Before working at CNN, Zucker was a leading executive at NBC Universal. He was the executive producer of the network’s “Today” show until 2000 and became the company’s chief executive in 2005.

Zucker worked at NBC during the same period as Matt Lauer, who was the host of the “Today” show from 1997 to 2017. Lauer was fired by NBC in November 2017 after allegations of sexual assault were made against him by a colleague.

Lauer has denied the accusation and others that have followed. He has said the interactions were consensual.

Bay asked Zucker to address how these allegations affect his credibility in CNN’s newsroom.

“For those of us of a certain age, who lived through very different eras in the newsroom, and you in particular for having been, at NBC, friend and boss of Matt Lauer, do you face a credibility gap or a trust gap in leading a newsroom where you are setting new standards and new protocols?” asked Bay.

“I don’t think so. I think that my record has spoken for itself on this issue," said Zucker. “I ran the ‘Today’ show [until] 2000. Matt came on the ‘Today’ show in ‘97. Just because I ran the ‘Today’ show does not mean that I was either aware of any of that behavior or allowed any of that behavior.
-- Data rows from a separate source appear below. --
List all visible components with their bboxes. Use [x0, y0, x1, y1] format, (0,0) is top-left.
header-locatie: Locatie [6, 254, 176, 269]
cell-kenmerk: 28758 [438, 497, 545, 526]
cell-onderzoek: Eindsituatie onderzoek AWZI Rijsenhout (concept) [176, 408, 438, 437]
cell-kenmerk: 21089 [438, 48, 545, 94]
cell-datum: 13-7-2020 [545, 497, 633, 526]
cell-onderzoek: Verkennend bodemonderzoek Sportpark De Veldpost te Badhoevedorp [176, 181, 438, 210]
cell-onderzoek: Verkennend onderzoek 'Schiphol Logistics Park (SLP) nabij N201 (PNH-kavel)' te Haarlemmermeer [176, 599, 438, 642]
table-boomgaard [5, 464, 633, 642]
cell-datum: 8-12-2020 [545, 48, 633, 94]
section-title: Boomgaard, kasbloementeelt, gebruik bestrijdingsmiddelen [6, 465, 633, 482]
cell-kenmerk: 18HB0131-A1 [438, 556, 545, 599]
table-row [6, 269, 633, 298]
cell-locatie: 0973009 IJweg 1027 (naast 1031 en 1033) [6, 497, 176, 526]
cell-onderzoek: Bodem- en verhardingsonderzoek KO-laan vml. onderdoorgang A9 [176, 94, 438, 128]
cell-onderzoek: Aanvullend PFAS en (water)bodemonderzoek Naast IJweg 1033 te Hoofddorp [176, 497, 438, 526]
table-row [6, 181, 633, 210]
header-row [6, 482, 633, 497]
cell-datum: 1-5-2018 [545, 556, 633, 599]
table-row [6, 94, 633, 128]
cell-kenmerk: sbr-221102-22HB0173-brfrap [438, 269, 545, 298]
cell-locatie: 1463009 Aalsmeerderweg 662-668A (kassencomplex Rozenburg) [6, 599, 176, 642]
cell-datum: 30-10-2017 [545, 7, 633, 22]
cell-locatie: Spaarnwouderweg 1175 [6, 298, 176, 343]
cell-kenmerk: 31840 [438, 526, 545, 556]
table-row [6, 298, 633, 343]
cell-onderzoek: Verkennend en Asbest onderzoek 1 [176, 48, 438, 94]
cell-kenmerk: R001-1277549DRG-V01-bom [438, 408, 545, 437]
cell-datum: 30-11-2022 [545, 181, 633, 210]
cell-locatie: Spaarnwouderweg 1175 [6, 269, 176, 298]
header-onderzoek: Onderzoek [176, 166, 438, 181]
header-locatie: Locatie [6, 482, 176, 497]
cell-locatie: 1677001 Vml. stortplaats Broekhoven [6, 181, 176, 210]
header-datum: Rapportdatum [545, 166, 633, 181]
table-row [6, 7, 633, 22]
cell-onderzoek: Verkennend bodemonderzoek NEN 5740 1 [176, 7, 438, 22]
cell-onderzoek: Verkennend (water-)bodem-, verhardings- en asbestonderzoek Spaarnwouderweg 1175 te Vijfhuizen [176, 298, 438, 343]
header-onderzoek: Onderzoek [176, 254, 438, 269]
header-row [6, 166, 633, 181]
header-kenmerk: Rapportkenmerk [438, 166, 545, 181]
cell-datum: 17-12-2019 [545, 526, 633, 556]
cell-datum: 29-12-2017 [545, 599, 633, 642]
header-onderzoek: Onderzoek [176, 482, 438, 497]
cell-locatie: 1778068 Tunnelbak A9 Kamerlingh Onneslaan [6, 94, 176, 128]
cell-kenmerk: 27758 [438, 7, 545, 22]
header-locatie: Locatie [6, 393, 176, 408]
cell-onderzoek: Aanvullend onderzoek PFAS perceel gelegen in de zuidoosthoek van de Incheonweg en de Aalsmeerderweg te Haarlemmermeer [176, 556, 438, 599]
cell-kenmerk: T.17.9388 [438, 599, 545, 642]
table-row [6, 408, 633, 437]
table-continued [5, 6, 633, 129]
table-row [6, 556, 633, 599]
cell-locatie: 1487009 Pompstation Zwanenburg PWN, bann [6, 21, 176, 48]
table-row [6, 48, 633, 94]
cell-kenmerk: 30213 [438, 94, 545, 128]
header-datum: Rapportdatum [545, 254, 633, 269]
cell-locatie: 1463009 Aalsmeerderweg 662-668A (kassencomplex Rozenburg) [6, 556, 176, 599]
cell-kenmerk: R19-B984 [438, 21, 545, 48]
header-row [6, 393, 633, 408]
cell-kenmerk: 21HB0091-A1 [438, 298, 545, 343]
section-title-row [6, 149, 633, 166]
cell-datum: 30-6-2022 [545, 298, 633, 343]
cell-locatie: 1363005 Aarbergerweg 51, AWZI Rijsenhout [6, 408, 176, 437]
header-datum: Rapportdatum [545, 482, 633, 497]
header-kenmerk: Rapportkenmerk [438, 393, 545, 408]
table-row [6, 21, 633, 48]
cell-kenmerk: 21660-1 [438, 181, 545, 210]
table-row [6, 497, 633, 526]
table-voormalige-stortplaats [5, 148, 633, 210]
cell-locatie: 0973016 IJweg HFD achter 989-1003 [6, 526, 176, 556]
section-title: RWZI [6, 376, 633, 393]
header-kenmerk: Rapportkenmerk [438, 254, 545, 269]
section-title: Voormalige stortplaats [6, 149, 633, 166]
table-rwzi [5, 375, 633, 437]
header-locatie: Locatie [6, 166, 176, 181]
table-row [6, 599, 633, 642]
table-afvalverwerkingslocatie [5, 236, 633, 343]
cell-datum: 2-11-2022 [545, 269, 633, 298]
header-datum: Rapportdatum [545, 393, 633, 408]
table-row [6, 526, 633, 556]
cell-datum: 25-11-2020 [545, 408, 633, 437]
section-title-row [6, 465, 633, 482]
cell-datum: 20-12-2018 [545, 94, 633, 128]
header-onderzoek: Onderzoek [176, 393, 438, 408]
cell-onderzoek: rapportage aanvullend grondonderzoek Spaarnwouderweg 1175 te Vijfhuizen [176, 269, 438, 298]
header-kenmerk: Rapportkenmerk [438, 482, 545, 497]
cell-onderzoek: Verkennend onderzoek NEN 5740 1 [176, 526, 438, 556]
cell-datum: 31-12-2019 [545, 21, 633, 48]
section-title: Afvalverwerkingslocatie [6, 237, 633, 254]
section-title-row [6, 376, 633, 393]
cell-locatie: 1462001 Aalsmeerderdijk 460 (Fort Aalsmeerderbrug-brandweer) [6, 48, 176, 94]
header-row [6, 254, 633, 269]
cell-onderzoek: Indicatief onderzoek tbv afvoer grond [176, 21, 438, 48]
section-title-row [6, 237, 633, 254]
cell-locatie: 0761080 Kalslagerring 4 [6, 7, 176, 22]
"That would be like saying that I should be aware of the behavior of all 4,000 employees that I have at CNN today. I take big pride in the fact that people know what is expected of them and what I will tolerate. ... I feel very comfortable and confident that I was never aware of any of that behavior or ever brought to my attention, so I don’t worry about any credibility gap on my part.”

Bay followed up asking Zucker if the media industry has become a place “free from harassment, discrimination." She added that her own institution, USC, is currently struggling with similar problems.

“Nothing is ever perfect, right?" said Zucker. "We should expect perfection, but I don’t think that we can expect that it’s ever going to be perfect. All we can do is set the expectations, demand them, and work towards them. Do I think that any of us or any of our organizations is perfect? No, of course not. ... But do I think that there is a renewed and different set of expectations today that everybody here and elsewhere should expect? I do ... and I think that’s a good thing.”

In an interview after the event, Bay commented on why it is important for news organizations to have high standards when it comes to workplace culture.

“It’s clear that students, journalists of your generation, have very different expectations of what is a safe, appropriate, fair workplace,” said Bay. “And they expect that we have the people, the policies and protocols in place, at all of our organizations to make sure that those are all upheld.”

She also gave advice on evaluating organizations for students:

“I think it’s a critical question to ask of any organization that you’re going to work — news organizations or otherwise — is this the kind of place where I’m going to be treated fairly with respect and be given the same opportunities for professional development as anybody else here?”